Your task in this step is to generate a scanner (also referred as tokenizer) for the project's grammar. A scanner is a program that takes a sequence of characters (the source file of the program) and produces a sequence of tokens that will be used to feed the compiler's parser.

The figure below shows the general structure of a simple compiler similarly to the one presented in the Fischer & LeBlanc's book. The picture highlights the part of the compiler that will be developed at this step and conceptually relate it to other parts that will be developed in the future.

Description of a simple compiler

Scanner Generation Tools

The scanner's source code is normally generated by a scanner generation tool. You can use one of the tools available to generate your scanner in this step. These tools normally work by taking the token definitions expressed by regular expressions and generates the source code for the scanner automatically (for this project, the tokens are specified in the language's grammar). The programmer has to add the code to handle the scanner's output. For example, at this step you will print all the tokens in the standard output. In the step 2 of this project you will modify your scanner to feed the parser replacing the print routines by calls to the parser and passing the tokens as parameters. In order to learn how to merge the code of the scanner generator with the rest of your source code, please, read the user's manual of the tool you decide to use. Some useful links are posted on the main page of the project

Some popular tools are:

Step 1: The compiler's tokenizer (scanner)

At the end of this step, the program developed (the very first part of our compiler) should be able to open a program's source file written in the LITTLE LANGUAGE and recognize its tokens. At this step, the output of your program should be the prints of each token's type and value (see below). In the next step the same output will be used to feed the parser.

Your scanner program should be able to open and read LITTLE source file and print the all the valid tokens within the source file and their respective type in the standard output. You might want to redirect the output to a file and compare your results with the output files provided for the testcases.

Testcases:

Outputs:

See grammar file for token definitions (Keywords, Operator, Literals)

Output Format

The program is expected to print each token in a predefined format. Here is an example

Token Type: INTLITERAL
Value: 20

Please read the output samples for more details.

Running your scanner

This is how we will test your scanner in Java:

java -cp classes/:lib/antlr.jar Micro fibonacci.micro > fibonacci.scanner

This is how we will test your scanner in C/C++:

Micro fibonacci.micro > fibonacci.scanner

Note that the input is being read in from a file passed as a command line argument, not redirected from STDIN, while the output is being redirected from STDOUT. If you are using a different language that C/C++ or Java, include a shell script in your submission called "Micro" that provides the same usage interface as in the C/C++ case above

Note: This step will be graded automatically and the outputs generated by your code will be directly compared with the expected outputs using "diff -b -B" command.

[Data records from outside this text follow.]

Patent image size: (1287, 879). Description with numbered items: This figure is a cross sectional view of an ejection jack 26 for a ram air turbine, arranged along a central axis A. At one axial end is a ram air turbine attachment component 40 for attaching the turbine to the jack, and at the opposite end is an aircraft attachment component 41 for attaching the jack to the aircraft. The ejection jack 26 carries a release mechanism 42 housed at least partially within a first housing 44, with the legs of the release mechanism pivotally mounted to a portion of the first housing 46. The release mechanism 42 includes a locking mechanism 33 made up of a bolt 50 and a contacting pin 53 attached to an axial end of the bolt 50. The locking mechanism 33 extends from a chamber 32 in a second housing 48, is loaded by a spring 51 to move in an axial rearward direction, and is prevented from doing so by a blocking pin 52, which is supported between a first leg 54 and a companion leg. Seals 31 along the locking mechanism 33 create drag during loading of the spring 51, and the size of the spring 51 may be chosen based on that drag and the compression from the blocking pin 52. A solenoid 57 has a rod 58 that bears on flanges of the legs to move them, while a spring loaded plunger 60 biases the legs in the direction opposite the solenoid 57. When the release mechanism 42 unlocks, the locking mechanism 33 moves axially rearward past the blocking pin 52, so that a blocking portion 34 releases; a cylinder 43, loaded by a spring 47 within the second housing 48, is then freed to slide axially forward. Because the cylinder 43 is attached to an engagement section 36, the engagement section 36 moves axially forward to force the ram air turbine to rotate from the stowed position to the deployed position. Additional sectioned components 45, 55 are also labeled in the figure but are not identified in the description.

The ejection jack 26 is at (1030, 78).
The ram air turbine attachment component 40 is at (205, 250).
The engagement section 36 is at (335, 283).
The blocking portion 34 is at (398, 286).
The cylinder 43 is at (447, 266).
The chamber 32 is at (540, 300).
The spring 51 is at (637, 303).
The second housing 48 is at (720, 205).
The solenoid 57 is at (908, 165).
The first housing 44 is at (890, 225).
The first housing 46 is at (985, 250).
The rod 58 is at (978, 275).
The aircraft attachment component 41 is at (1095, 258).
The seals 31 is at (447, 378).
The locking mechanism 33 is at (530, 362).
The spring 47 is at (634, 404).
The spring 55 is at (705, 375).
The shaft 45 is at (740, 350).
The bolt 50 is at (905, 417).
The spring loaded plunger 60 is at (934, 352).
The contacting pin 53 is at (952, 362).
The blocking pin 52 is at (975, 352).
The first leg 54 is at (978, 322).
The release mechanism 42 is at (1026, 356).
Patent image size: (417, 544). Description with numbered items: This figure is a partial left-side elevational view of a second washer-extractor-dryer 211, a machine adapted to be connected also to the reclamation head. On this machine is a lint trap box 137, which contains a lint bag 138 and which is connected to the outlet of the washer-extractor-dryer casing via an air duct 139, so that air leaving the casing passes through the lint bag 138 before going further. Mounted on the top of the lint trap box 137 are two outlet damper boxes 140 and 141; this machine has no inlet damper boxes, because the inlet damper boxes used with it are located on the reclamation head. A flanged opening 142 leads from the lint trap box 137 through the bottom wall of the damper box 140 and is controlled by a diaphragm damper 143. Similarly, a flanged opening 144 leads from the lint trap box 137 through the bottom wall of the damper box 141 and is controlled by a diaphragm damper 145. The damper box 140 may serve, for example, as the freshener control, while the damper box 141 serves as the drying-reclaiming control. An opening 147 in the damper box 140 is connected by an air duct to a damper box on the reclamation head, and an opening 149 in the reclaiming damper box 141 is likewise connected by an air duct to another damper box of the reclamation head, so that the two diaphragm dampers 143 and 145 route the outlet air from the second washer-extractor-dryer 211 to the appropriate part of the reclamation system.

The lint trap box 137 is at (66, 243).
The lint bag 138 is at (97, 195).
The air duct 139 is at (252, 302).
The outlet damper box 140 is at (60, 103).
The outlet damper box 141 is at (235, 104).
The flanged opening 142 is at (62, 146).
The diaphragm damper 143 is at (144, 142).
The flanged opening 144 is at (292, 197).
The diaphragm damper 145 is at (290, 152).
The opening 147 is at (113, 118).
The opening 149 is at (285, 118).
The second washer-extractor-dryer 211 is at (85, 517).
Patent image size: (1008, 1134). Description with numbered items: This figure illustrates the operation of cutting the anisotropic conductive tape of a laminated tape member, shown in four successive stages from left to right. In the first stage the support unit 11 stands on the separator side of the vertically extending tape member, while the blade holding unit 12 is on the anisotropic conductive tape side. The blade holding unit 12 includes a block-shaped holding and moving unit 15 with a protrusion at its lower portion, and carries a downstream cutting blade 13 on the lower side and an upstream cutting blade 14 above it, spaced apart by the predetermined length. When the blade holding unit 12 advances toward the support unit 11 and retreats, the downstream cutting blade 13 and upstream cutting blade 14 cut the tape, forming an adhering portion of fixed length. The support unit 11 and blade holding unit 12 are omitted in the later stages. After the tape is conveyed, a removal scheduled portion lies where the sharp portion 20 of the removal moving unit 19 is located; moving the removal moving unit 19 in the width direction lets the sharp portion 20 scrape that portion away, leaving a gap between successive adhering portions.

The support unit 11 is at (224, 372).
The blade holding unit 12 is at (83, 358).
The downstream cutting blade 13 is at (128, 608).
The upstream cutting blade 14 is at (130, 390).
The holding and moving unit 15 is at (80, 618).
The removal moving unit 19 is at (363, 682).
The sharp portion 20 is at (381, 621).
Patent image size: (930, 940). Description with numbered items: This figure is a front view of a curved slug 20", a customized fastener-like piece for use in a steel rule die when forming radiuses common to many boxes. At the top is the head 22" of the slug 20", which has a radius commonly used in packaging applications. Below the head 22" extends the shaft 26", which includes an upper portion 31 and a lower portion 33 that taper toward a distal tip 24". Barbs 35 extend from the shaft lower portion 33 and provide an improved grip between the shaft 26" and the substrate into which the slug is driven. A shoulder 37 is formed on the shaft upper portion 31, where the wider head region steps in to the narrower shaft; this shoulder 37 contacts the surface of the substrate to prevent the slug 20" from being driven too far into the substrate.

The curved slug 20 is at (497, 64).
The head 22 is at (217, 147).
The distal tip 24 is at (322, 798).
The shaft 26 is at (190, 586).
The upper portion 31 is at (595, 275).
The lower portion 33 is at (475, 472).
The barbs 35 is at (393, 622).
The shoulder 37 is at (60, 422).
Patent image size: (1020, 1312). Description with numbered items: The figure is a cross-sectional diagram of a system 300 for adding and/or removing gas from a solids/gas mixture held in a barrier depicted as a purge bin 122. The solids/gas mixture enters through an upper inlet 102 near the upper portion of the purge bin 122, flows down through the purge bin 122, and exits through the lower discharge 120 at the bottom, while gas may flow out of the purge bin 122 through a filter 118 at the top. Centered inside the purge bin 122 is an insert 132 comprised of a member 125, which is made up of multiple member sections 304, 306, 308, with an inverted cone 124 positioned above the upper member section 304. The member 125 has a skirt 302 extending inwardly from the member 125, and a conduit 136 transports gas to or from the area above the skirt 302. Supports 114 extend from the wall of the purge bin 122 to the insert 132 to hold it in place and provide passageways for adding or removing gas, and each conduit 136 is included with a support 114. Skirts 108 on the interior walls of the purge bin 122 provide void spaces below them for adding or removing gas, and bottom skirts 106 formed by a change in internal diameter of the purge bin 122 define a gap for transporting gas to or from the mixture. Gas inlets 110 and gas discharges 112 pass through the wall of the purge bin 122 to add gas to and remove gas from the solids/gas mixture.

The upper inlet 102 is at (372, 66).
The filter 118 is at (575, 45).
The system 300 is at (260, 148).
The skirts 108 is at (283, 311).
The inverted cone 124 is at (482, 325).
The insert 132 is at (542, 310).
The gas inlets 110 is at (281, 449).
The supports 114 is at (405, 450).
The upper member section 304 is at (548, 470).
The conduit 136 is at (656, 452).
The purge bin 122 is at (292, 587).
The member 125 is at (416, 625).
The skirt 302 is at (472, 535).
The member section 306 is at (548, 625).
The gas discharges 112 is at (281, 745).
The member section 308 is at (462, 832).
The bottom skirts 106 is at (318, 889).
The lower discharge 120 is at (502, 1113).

Please make sure that your outputs are identical to the sample outputs provided (use diff -b -B yourself).

Project template

To help you start the project we are providing an ANTLR v4 template that has the latest version of antlr for step1. (A template with older version is here) If you are using C/C++, you should still download the template but modify the Makefile and directory structure according to this page. (You won't need the .jar, .java, and .g4 file, so delete them, and you will have to modify the Makefile)

Directory Structure

Carefully read the instructions about the directory structure here.

Readings

Several books introduce the theory necessary for a good understanding of lexical analysis and how a compiler tokenizer works, as well a good description of how a simple compiler is structured.  You may find it helpful to check some of the following references:

Alfred v. Aho, Ravi Sethi, Jeffrey D. Ullman, "Compilers: Principles, Techniques, and Tools", Addison-Wesley, 1986.
A simple one-pass compiler - Chapter 2
Lexical analysis - Chapter 3

Andrew W. Appel, "Modern Compiler Implementation in Java", Cambridge Univ. Press, 1998.
Lexical Analysis - Chapter 2

Charles Fischer, Richard LeBlanc, "Crafting a Compiler with C", The Benjamin/Commings Publishing Company, Inc, 1991.

A simple compiler - Chapter 2
Scanning - Theory and Practice - Chapter 3

Q&A

Submitting your project

First, make sure that your directory structure is correct and you are submitting only the required files. Then, follow the instructions about the turnin command and note that the step name for this step is step1 (use -p step1). Also, if you are working in a pair, submit from the same login (also called your group account) every time.